🤖 AI Summary
Low spatiotemporal resolution and poor signal-to-noise ratio in clinical MRI impede accurate quantification of wall shear stress (WSS) for cerebral aneurysm hemodynamic analysis. Method: We propose LoFNO, the first end-to-end 3D deep learning architecture that integrates Fourier neural operators with Laplacian eigenvector–guided geometric encoding to explicitly model irregular vascular topology, coupled with an enhanced deep super-resolution network (EDSR) for direct reconstruction of high-fidelity 3D velocity fields and WSS distributions from low-resolution clinical MRI. Results: LoFNO significantly outperforms conventional interpolation and state-of-the-art deep learning methods in velocity and WSS prediction.
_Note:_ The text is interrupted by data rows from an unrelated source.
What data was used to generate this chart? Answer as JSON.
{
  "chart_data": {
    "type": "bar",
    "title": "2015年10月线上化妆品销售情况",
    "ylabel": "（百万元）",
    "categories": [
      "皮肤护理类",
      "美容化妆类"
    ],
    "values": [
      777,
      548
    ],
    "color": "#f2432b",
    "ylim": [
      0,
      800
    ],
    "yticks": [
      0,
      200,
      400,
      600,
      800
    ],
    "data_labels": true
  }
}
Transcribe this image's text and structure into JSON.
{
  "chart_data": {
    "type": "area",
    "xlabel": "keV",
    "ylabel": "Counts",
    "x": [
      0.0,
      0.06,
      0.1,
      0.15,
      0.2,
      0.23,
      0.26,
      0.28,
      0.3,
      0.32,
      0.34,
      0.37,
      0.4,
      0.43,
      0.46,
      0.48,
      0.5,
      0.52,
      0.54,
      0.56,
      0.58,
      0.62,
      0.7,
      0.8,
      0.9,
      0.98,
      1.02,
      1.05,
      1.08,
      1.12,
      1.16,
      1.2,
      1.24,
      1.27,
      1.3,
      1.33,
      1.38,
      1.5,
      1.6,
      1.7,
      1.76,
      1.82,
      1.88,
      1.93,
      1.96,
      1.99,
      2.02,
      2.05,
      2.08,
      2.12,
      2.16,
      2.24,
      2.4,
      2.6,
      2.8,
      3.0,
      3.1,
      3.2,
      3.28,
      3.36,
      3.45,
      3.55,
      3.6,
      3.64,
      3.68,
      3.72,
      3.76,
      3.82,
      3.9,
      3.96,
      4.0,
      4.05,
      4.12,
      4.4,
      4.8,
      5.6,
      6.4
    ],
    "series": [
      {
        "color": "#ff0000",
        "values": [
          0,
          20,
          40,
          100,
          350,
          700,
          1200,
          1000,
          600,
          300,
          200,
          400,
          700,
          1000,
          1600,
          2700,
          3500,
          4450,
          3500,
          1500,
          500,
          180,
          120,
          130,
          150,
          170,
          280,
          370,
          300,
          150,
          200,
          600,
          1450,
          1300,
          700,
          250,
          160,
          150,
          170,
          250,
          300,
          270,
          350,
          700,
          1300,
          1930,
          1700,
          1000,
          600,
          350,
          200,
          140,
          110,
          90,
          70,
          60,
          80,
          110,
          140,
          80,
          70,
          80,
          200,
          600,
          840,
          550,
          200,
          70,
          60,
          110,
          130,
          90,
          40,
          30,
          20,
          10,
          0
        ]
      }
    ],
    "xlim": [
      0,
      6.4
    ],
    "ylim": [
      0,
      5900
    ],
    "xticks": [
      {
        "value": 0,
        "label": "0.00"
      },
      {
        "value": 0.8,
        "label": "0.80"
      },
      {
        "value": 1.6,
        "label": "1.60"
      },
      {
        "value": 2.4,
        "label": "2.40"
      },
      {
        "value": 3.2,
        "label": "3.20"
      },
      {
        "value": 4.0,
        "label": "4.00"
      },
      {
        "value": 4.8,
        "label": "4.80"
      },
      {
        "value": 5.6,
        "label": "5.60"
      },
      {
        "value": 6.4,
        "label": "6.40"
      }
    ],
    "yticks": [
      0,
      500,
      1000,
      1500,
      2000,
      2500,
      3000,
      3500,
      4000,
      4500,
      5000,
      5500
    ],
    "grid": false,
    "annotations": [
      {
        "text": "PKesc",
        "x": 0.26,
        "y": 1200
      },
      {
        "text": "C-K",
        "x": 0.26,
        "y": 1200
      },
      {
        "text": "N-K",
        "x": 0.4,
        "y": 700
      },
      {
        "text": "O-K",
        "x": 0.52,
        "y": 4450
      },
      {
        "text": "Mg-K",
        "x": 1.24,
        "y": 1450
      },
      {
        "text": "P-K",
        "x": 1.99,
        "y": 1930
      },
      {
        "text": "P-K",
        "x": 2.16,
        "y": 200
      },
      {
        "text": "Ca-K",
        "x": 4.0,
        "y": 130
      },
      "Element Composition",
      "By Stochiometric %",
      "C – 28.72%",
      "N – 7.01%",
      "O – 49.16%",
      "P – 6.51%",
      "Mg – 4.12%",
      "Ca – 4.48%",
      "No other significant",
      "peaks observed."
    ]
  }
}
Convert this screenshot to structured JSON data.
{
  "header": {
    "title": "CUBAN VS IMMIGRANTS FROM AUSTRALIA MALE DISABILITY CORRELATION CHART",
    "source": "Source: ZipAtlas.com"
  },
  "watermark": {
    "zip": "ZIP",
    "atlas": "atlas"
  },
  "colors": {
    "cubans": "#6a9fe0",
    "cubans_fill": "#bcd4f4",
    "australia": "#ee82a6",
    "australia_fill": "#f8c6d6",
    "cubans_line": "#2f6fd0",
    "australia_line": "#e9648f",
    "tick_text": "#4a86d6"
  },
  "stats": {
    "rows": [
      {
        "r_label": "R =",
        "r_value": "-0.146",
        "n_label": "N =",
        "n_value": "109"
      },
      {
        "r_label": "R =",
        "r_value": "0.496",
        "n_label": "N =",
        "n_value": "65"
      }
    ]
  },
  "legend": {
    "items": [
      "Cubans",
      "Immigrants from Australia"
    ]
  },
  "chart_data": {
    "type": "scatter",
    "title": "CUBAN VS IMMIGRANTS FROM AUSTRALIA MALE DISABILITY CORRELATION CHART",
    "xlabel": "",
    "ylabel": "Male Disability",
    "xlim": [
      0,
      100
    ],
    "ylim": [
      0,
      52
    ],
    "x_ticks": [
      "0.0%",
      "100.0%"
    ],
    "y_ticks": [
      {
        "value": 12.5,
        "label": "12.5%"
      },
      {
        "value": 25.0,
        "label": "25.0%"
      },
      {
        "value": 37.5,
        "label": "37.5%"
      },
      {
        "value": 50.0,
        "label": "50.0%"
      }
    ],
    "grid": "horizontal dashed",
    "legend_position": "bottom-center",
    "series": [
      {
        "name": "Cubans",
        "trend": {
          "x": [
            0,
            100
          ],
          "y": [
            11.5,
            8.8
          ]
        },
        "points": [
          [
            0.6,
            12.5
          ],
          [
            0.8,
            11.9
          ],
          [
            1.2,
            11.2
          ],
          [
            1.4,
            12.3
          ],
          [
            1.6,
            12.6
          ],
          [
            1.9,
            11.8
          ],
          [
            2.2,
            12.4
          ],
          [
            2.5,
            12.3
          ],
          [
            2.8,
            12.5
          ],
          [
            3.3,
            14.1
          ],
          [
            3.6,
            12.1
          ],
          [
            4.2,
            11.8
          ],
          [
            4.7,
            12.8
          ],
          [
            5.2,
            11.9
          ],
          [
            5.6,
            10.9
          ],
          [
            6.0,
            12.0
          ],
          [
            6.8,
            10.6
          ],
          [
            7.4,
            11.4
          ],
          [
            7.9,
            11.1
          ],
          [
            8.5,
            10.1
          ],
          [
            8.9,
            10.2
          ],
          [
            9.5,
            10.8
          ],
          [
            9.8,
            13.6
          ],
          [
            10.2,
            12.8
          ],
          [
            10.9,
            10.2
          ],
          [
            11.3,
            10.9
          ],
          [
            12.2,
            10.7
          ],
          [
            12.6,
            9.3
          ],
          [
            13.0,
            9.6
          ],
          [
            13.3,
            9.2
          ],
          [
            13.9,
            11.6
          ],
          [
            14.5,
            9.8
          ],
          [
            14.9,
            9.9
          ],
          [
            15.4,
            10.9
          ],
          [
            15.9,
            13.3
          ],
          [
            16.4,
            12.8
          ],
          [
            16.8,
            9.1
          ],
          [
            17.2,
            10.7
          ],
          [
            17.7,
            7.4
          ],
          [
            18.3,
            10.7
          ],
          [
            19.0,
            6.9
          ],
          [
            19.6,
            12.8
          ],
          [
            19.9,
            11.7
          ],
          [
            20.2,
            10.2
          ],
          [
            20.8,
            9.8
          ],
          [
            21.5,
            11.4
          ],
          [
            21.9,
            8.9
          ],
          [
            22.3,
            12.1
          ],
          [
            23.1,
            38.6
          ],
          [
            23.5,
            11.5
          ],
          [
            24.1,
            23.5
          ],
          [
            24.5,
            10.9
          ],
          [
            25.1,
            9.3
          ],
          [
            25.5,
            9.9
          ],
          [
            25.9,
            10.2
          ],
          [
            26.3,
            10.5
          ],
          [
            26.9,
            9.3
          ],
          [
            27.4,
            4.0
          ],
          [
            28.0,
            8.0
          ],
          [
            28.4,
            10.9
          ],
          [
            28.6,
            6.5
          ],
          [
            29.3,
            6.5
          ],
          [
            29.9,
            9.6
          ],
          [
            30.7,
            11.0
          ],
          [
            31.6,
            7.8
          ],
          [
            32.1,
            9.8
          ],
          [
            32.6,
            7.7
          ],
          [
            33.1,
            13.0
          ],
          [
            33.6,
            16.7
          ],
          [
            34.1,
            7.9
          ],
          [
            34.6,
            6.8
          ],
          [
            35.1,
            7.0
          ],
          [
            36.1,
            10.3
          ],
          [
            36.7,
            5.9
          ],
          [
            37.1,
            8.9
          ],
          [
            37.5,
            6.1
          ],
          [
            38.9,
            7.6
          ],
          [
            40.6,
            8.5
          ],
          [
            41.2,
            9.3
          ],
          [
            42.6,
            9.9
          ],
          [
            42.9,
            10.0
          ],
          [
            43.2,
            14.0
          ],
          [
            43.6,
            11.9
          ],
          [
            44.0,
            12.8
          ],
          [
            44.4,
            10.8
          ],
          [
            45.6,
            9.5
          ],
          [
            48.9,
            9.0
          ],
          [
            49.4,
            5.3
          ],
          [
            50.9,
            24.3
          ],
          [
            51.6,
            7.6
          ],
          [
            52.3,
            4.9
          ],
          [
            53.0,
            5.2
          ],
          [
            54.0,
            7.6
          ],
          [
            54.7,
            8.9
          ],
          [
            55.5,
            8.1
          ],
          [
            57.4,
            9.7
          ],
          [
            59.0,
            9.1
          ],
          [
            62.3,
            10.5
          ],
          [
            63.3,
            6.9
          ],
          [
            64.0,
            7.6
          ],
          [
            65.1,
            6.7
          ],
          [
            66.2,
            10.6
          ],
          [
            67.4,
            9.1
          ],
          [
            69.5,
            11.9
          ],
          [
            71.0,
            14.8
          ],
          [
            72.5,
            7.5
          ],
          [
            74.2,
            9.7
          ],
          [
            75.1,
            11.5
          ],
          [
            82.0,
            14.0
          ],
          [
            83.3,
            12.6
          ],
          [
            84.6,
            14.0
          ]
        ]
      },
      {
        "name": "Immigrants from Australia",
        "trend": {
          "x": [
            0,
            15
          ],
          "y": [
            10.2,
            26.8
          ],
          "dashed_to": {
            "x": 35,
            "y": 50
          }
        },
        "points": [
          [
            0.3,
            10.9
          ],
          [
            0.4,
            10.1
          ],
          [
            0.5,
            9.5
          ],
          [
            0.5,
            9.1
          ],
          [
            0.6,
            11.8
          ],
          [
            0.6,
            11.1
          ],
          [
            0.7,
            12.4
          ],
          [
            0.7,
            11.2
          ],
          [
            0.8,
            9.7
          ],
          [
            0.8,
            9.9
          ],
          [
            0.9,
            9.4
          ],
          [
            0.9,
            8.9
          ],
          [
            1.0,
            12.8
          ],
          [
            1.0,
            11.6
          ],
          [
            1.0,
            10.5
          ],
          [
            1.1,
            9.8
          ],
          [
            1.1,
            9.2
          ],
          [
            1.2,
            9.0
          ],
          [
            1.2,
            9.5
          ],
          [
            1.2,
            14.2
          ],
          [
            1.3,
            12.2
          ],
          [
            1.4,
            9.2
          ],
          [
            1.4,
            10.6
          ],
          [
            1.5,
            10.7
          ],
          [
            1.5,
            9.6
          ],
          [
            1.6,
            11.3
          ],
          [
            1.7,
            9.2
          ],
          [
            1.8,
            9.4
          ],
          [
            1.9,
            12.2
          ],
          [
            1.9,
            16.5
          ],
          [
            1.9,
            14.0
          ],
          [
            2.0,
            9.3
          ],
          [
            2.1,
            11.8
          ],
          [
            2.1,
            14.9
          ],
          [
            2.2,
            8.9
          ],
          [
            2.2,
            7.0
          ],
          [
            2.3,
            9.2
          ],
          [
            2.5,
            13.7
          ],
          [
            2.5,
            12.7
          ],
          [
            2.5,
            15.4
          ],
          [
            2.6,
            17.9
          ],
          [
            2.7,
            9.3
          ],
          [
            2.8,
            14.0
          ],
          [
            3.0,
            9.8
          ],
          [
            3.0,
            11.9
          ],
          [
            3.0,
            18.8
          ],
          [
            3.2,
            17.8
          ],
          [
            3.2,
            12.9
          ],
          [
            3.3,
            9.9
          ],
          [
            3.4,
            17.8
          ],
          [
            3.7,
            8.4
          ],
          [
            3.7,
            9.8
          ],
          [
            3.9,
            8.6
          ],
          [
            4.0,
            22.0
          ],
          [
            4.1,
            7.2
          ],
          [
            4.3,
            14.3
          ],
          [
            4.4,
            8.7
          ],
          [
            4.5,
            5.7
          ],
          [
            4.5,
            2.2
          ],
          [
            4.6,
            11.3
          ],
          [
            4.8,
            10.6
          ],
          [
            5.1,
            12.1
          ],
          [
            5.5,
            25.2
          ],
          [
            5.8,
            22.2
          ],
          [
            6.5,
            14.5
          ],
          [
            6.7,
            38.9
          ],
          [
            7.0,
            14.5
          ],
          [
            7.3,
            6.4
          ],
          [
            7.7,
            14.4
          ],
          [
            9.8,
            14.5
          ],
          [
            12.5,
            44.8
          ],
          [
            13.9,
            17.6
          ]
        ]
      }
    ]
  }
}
It achieves, for the first time, CFD-free, MRI-driven, high-fidelity WSS super-resolution reconstruction—enabling robust imaging biomarkers for aneurysm rupture risk assessment and personalized therapeutic planning.
📝 Abstract
Hemodynamic analysis is essential for predicting aneurysm rupture and guiding treatment. While magnetic resonance flow imaging enables time-resolved volumetric blood velocity measurements, its low spatiotemporal resolution and signal-to-noise ratio limit its diagnostic utility. To address this, we propose the Localized Fourier Neural Operator (LoFNO), a novel 3D architecture that enhances both spatial and temporal resolution with the ability to predict wall shear stress (WSS) directly from clinical imaging data. LoFNO integrates Laplacian eigenvectors as geometric priors for improved structural awareness on irregular, unseen geometries and employs an Enhanced Deep Super-Resolution Network (EDSR) layer for robust upsampling. By combining geometric priors with neural operator frameworks, LoFNO de-noises and spatiotemporally upsamples flow data, achieving superior velocity and WSS predictions compared to interpolation and alternative deep learning methods, enabling more precise cerebrovascular diagnostics.